De plus, le temps est tellement mauvais, que l'on ne perd rien à
attendre. Je vais voir la rivière qui nous a posé tant
de problèmes cette nuit. De jour, cela paraît moins impressionnant
mais de nuit !
Toute la journée, nous attendons que la bobine électrique
du moteur veuille bien sécher. Cela prend des heures. Mes amis
dorment. J'ai toujours trouvé que les Russes ont une faculté
à occuper les moments d'inactivité par de longues heures
de sommeil, quelle que soit l'heure du jour. C'est le genre de chose
que je ne peux pas faire. La cabane est surchauffée par le poêle
qui tourne à fond. Je prends sans bruit mon matériel de
pêche et pars pour une première tentative. Victor me voit
partir, le " frantsous " à la pêche, cela semble
beaucoup l'amuser ; il n'a pas tort, je n'y connais rien ! Il n'est
pas censé savoir que je n'ai jamais pêché que deux
fois dans l'Oise, en ramassant uniquement des " chaussures. "
Ma carrière de pêcheur s'arrête là.
Me voyant partir, il pense sûrement que c'est une bonne chose
; ils pourront d'autant mieux dormir et je leur rapporterai bien une
grenouille !
Premier lancer dans la rivière : d'entrée la cuillère
résiste mais ce n'est pas un poisson simplement un bout de bois
! Par tous les moyens, je tente de la décrocher ; au bout d'un
quart d'heure, résigné, je coupe le fil ! Un lancer, une
cuillère, cela va devenir vite très compliqué à
ce rythme. Je repars vers la cabane, et en reprends une
silencieusement. Je ne suis pas bien fier mais décidé
à retenter l'expérience. Mais, cette fois ci, sans plomb,
pour éviter que la cuiller ne racle le lit de la rivière
: deuxième lancer et de nouveau une branche ! mais non ! c'est
un poisson et un gros ! Deux heures après, j'en suis au moins
au vingtième ; cela ne m'amuse même plus ! En dessous de
30 centimètres, je les rejette à l'eau ; c'est une véritable
rivière miracle et c'est avec plaisir que nos amis pêcheurs
les emporteront pour leur dîner. Personne ne comprend comment
j'ai pu attraper autant de poissons et ils commencent à s'intéresser
de près à mon matériel. Je leur donne des explications
; j'ai l'impression qu'ils me prennent pour un pêcheur fort compétent.

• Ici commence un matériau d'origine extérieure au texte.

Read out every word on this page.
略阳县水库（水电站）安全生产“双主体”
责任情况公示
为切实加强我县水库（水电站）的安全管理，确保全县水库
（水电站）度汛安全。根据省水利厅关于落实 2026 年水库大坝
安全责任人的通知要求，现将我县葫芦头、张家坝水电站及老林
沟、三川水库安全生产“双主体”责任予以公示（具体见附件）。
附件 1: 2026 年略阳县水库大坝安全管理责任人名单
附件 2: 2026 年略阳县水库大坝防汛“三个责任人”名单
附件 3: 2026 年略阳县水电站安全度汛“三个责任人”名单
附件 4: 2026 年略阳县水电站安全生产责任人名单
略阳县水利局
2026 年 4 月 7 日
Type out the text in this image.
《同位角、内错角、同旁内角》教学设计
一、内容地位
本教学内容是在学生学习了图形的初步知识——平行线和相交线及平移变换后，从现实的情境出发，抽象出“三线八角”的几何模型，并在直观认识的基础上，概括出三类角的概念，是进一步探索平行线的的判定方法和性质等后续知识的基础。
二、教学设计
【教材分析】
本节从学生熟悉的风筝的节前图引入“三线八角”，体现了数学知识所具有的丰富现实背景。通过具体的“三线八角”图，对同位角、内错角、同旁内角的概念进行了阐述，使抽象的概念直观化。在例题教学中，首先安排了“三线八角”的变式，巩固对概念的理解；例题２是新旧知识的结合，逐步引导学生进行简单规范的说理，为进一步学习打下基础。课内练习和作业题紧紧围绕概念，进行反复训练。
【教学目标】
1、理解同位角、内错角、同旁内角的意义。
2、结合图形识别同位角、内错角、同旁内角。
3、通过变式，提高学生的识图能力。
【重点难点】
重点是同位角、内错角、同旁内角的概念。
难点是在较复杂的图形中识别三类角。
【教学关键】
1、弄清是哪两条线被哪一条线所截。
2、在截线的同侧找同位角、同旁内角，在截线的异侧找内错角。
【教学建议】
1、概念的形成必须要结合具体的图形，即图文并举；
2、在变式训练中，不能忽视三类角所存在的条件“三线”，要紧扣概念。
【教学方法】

Cela fait une journée et demie que la bobine tente de sécher
; cette fois ci, ils doivent partir car au village, on va commencer
à s'inquiéter. Le moteur est foutu ; ils vont donc ramer
et paraissent inquiets.
Ils n'ont pas été récompensés de leur gentillesse
et des risques pris à nous amener jusque là. Alors, au
moment de payer, j'augmente un peu la note bien justifiée. Victor
et moi passons encore la nuit dans la cabane ; rien ne sert de partir
maintenant vu l'heure et la pluie.
De plus, avec tout notre poisson, le dîner s'annonce grandiose
!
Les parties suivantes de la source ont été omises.